The Bard, an attractive young redhead, charmed him and convinced him that they were not causing any trouble. The Thief and Fighter descended into the cellar and were surprised by what they found: large blood stains on the floor, old bedding, and—the corpse of a wererat.
As they moved into the next room, they found more corpses, this time of humans and a dog, plus a large blood stain with a broken chest in the center. When they investigated the chest, they found a sort of glass bottle inside with something swirling – gas? smoke? electricity?
Back upstairs, they threatened the bartender within an inch of his life before being convinced he had no idea what or who had carried out such a massacre. They took him back downstairs and forced him to look upon the evidence.
Then after a moment, the swirling came out of the bottle and formed into a large ooze made of blood in something like a humanoid-ish form. We called it a “blood golem”, but in truth, who knows what it was?
Blood Golem Solitary, Large, Magical, Terrifying, Amorphous
Engorged Fists (d10+2 damage) 27 HP 5 armor
Special Qualities: Sanguinary Flesh
Formed in foul alchemical rituals, Blood Golems can shift from a flowing liquid to a hardened solid as needed. They have a rudimentary intelligence sufficient to follow simple instructions from their summoner. Instinct: To absorb
- Engulf its enemies
- Flow past obstacles
- Harden into an armored scab
They found their weapons largely ineffective against it, and determined that defeating it required magic. The magic missile from the Bard, who had started to dabble in the mysteries of arcane wizardry, and a few well-placed shots from the Thief’s blunderbuss (technological wizardry, perhaps?) finally brought it down, even though they’d determined they needed to run before it killed them all.
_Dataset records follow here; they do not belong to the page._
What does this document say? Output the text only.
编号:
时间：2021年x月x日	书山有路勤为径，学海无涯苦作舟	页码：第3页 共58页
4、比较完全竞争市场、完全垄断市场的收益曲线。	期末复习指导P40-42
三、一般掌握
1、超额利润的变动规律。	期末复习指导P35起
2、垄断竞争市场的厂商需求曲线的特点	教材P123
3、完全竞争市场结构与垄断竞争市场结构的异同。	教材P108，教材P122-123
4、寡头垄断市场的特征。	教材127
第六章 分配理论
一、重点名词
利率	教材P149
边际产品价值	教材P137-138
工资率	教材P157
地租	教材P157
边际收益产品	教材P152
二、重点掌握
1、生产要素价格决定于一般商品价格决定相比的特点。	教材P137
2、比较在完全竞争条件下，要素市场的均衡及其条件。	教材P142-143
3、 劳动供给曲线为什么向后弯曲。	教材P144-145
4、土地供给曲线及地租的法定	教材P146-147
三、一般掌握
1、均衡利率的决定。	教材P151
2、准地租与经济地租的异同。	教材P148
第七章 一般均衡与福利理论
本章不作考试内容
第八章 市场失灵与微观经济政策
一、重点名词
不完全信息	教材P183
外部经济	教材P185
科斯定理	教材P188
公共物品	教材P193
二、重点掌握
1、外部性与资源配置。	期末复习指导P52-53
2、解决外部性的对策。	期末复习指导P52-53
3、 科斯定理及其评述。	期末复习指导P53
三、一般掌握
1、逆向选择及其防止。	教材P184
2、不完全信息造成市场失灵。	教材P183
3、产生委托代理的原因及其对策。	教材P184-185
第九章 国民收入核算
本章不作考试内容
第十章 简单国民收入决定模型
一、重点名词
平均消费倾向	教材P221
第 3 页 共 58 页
When they’d triumphed, they found some memorable treasures, though! This included a bag of holding and a necromantic dagger based on a weapon I found on Reddit.
hand, +1 damage, 1 weight
Cut into the corpse of a creature recently slain by this weapon and roll +WIS. ✴On a 10+ the creature is resurrected as an ally for a few minutes. ✴On a 7-9 the creature is resurrected for a few minutes.
They also found a mysterious note on a scrap of paper with the words “Sister Artemisia” written in blood. This held no meaning for the three, but they surmised that perhaps the Paladin would know more about this name. The bartender still knew nothing, so they decided to focus their investigation on the proprietor, one Captain Miro.
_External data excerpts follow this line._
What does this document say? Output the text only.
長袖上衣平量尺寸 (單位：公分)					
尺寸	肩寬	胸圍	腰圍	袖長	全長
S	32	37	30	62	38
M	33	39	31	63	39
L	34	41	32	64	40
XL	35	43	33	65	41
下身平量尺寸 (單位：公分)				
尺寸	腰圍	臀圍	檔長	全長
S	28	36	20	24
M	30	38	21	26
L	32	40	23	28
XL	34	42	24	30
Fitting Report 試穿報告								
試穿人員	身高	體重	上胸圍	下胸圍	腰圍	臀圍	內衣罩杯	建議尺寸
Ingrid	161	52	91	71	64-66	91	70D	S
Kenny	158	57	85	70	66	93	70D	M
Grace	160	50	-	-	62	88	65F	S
Once they returned to the Paladin, all she knew was that the Sister held a high position within the Church of Saintly Blood, based in a nearby city of Chancel. They decided to use the sacred herbs and focus the divination on Captain Miro. After the Paladin performed a sanctuary ritual on the Bard’s room in the inn, they commenced to partake of the incense. In the vision, the Bard saw the Captain covering his eyes and taking money from something aberrant and otherworldly. The Paladin, although not part of the vision, prayed for a vision of what was evil, and so she saw the captain shrouded in twilight grey but not truly black, not like the horrible thing that paid him.
And on that ominous note, our session concluded.
I took notes about what the players suspected might lie behind these mysteries. In Dungeon World, the GM must ask questions and use the answers, and those questions can be implicit. The challenges they face and the monsters they confront are, in themselves, questions. I don’t mean to say that I don’t have a sense of the “truth,” but that nothing becomes reality until it occurs or is spoken in the game fiction. So perhaps what they tell themselves shall become true, or at least shall form part of the truth.